Algebraic expressions

Introduction

In the introduction to Algebra, the first assignment for the first week will involve using real numbers in place of integers to simplify expressions. Everyone needs to take his/her time to grasp the rules and the steps which are followed in algebra as this will form a concrete base for the algebraic expression understanding. One needs to understand the mathematical fundamental elements so as not to incur problems in solving any algebraic problems. For instance, one needs to be clear with the properties of integers as these are the same properties which apply to the real numbers. The first step in dealing with equations is removing the parenthesis. If an equation requires you remove the parenthesis from the equation, distribution becomes a necessity.
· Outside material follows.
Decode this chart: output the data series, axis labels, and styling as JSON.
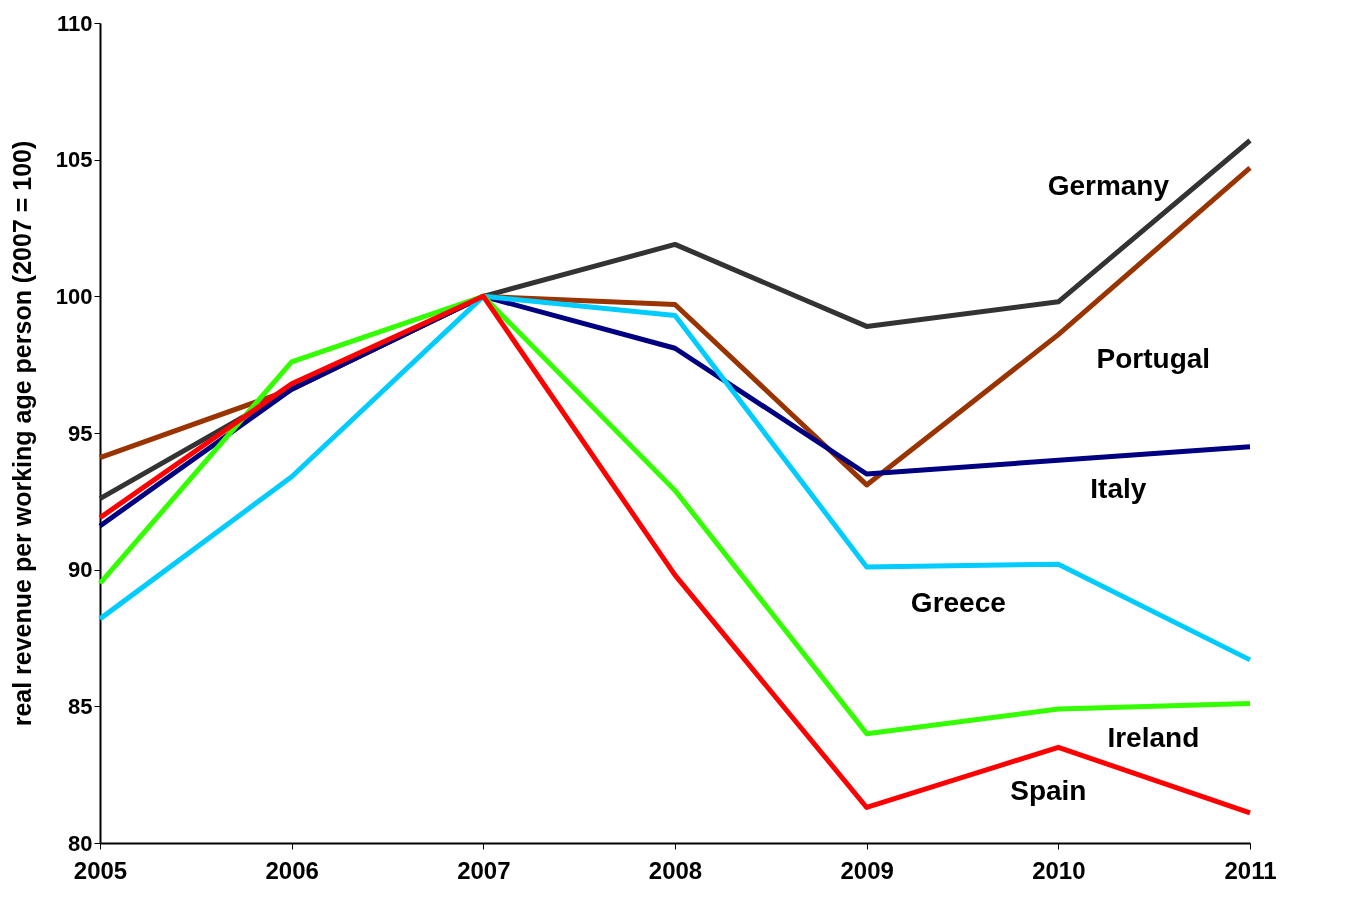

Like terms should be grouped together when multiplying the integers that are inside the parenthesis to perform any indicated operation (Dugopolski, M.(2012 ), 2, p.67).

The following is how I attempted to handle the assigned equations in the simplest form. In the left side of the page, I have put the mathematic equation, and in the right side there is my explanation of the steps I followed.

2a(a-5)+4(a-5) Equation

=2a²-10a+4a-20 remove the distributive properties from the parenthesis

= 2a² -6a-20 then we get the coefficient.

=a²- 3a – 10 then we simplify the expression.

In the next equation,

2. 2w-3+3(w-4)-5(w-6) the equation

=2w-3+3w-12-5w+30 remove the distributive properties from the parenthesis

=2w+3w-5w-3-12+30 then we get the coefficients and.

=15 combine them

In the third equation,

3. 0.05(0.3m+35n)-0.8(-0.09n-22m) the equation

=0.015m+1.75n+0.072n+17.6m remove the distributive property from the parenthesis

=0.015m+17.6m+1.75n+0.072n simplify by putting the like terms together and

=17.615m+1.822n combine them

References

Dugopolski, M. (2012 ). Elementary and Intermediate Algebra. New York, NY: McGraw-Hill.